In verse 5, Paul uses the image of an athlete to describe the Christian.  The word “competes” comes from two Greek words which were used together to describe a “professional” as opposed to an “amateur” athlete.  It was a full-time dedication of one’s life to excellence in the athletic event or events he had chosen.  Paul says that the goal of the athlete is to win the prize by “competing according to the rules”.  Several athletes in the 1976 olympic games were discovered to have taken prohibited drugs.  Their medals were taken away from them.  All those years of preparation and hard work were for nothing!

As a Christian leader, the standard is God’s Word, and we have several umpires observing what we do and how we do it.  We have the divine umpire, and He doesn’t miss a thing.  But we also have the Christians and non-Christians around us.  I’ve personally found that some non-Christians will tempt you, test you, argue with you, and antagonize you, but inwardly many of them want you to succeed, to pass their tests, because they want something worth believing, and worth giving themselves to.  God is looking for faithful Christians, faithful to Him and to His Word,  whatever the cost.  And some day we will win the prize when God rewards our faithfulness to Him.
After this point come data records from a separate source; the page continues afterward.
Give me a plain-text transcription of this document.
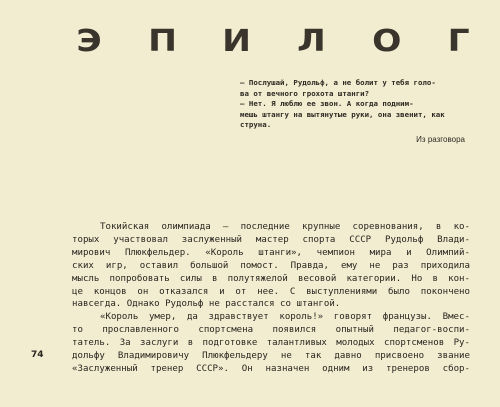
Э П И Л О Г

— Послушай, Рудольф, а не болит у тебя голо-

ва от вечного грохота штанги?

— Нет. Я люблю ее звон. А когда подним-

мешь штангу на вытянутые руки, она звенит, как

струна.

Из разговора

Токийская олимпиада — последние крупные соревнования, в ко-
торых участвовал заслуженный мастер спорта СССР Рудольф Влади-
мирович Плюкфельдер. «Король штанги», чемпион мира и Олимпий-
ских игр, оставил большой помост. Правда, ему не раз приходила
мысль попробовать силы в полутяжелой весовой категории. Но в кон-
це концов он отказался и от нее. С выступлениями было покончено
навсегда. Однако Рудольф не расстался со штангой.
«Король умер, да здравствует король!» говорят французы. Вмес-
то прославленного спортсмена появился опытный педагог-воспи-
татель. За заслуги в подготовке талантливых молодых спортсменов Ру-
дольфу Владимировичу Плюкфельдеру не так давно присвоено звание
«Заслуженный тренер СССР». Он назначен одним из тренеров сбор-
74
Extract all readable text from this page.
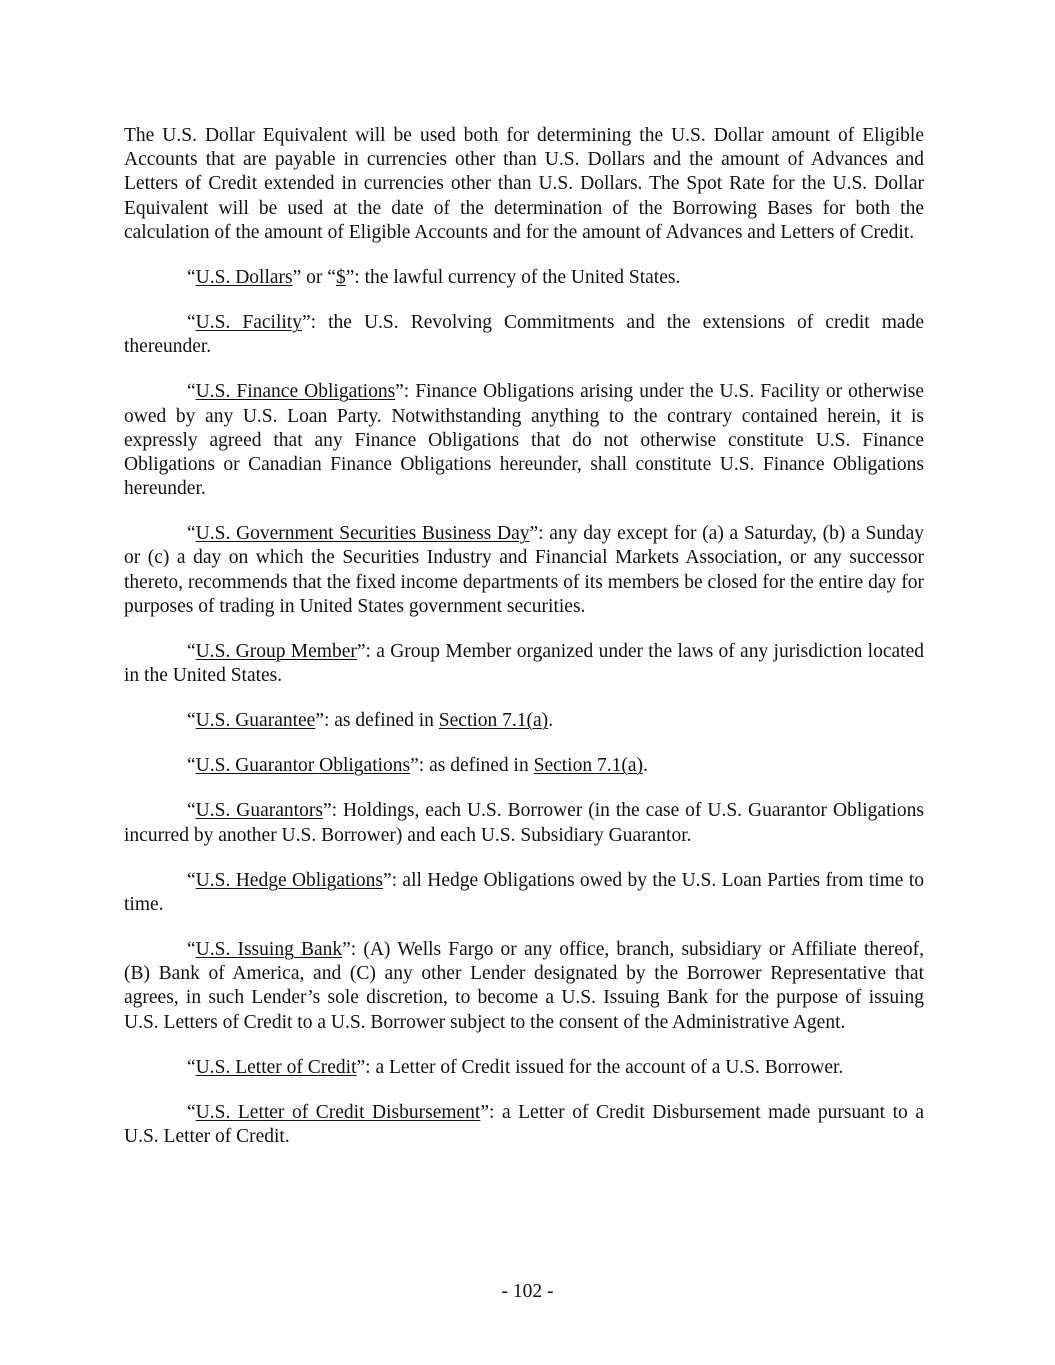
The U.S. Dollar Equivalent will be used both for determining the U.S. Dollar amount of Eligible Accounts that are payable in currencies other than U.S. Dollars and the amount of Advances and Letters of Credit extended in currencies other than U.S. Dollars. The Spot Rate for the U.S. Dollar Equivalent will be used at the date of the determination of the Borrowing Bases for both the calculation of the amount of Eligible Accounts and for the amount of Advances and Letters of Credit.

“U.S. Dollars” or “$”: the lawful currency of the United States.

“U.S. Facility”: the U.S. Revolving Commitments and the extensions of credit made thereunder.

“U.S. Finance Obligations”: Finance Obligations arising under the U.S. Facility or otherwise owed by any U.S. Loan Party. Notwithstanding anything to the contrary contained herein, it is expressly agreed that any Finance Obligations that do not otherwise constitute U.S. Finance Obligations or Canadian Finance Obligations hereunder, shall constitute U.S. Finance Obligations hereunder.

“U.S. Government Securities Business Day”: any day except for (a) a Saturday, (b) a Sunday or (c) a day on which the Securities Industry and Financial Markets Association, or any successor thereto, recommends that the fixed income departments of its members be closed for the entire day for purposes of trading in United States government securities.

“U.S. Group Member”: a Group Member organized under the laws of any jurisdiction located in the United States.

“U.S. Guarantee”: as defined in Section 7.1(a).

“U.S. Guarantor Obligations”: as defined in Section 7.1(a).

“U.S. Guarantors”: Holdings, each U.S. Borrower (in the case of U.S. Guarantor Obligations incurred by another U.S. Borrower) and each U.S. Subsidiary Guarantor.

“U.S. Hedge Obligations”: all Hedge Obligations owed by the U.S. Loan Parties from time to time.

“U.S. Issuing Bank”: (A) Wells Fargo or any office, branch, subsidiary or Affiliate thereof, (B) Bank of America, and (C) any other Lender designated by the Borrower Representative that agrees, in such Lender’s sole discretion, to become a U.S. Issuing Bank for the purpose of issuing U.S. Letters of Credit to a U.S. Borrower subject to the consent of the Administrative Agent.

“U.S. Letter of Credit”: a Letter of Credit issued for the account of a U.S. Borrower.

“U.S. Letter of Credit Disbursement”: a Letter of Credit Disbursement made pursuant to a U.S. Letter of Credit.

- 102 -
IV.  THE FARMER (verses 6 and 7)

The fourth image that Paul uses to describe the Christian leader is that of the farmer.  In verse 6, he describes the farmer as being “hardworking”.  The word means working to the point of weariness and exhaustion.  As a kid, I remember spending a week with a friend on his parents’ farm.  We went to bed early every night and got up really early every morning.  His mother made the biggest breakfasts that I have ever seen!  There were eggs, pancakes, potatoes, meat, rolls, fruit, and hot cereal.  I soon found out why there was so much food.  We worked hard after breakfast gathering the eggs, feeding the chickens, cows, horses, and pigs, spraying the weeds, and picking the ripe fruit and vegetables.  By lunch time, and also at supper time, I was famished and ate lots of food.  After the week was over, I can remember coming home exhausted.  Now I knew why their son liked to spend a week with us once in a while!

The farmer must be content to keep working hard,  and also to keep waiting.  More than any other worker, the farmer has to learn that there is no such thing as quick results.  It takes months after the seed is sown and the ground is continually watered and cultivated, that the fruit, vegetables, and grain finally begin to ripen and can be harvested.  But all that hard work will finally pay off.

The Christian life is also hard work  The Christian too must learn to work hard and also to wait.  Often he will sow the seed of God’s Word into the hearts of others and see no immediate results.  Sometimes it takes years of sowing and watering before some people respond to the Gospel message and are saved.  But we must, like the farmer, keep on working and waiting.  The pastor and author, John R.W. Stott, said:  “This notion that Christian service is hard work is so unpopular in some happy-go-lucky Christian circles  today.”

SUMMARY AND CONCLUSION:

Let me summarize the qualities of a good Chrtistian leader.  As a teacher, he should be characterized by faithfulness to uphold the truth of God’s Word, and a zeal to see it reproduced in the lives of faithful people, and then passed on to others.  As a soldier, he is to be undistracted from his calling and willing to endure anything for the cause of the Lord Jesus Christ.  As an athlete, he is to be above reproach in his actions, attitudes, and methods, both before the eyes of the world and the eyes of God.  And as a farmer, he is to work long and hard, trusting God for the harvest to come.

Will you be such a person:  the kind of person that God and His church seeks after;  the kind of person that this world needs?  Will you be able to say confidently to those you are teaching and helping to grow spiritually, what the apostle Paul said in verse 7:  “Consider what I say, for the Lord will give you understanding in everything”?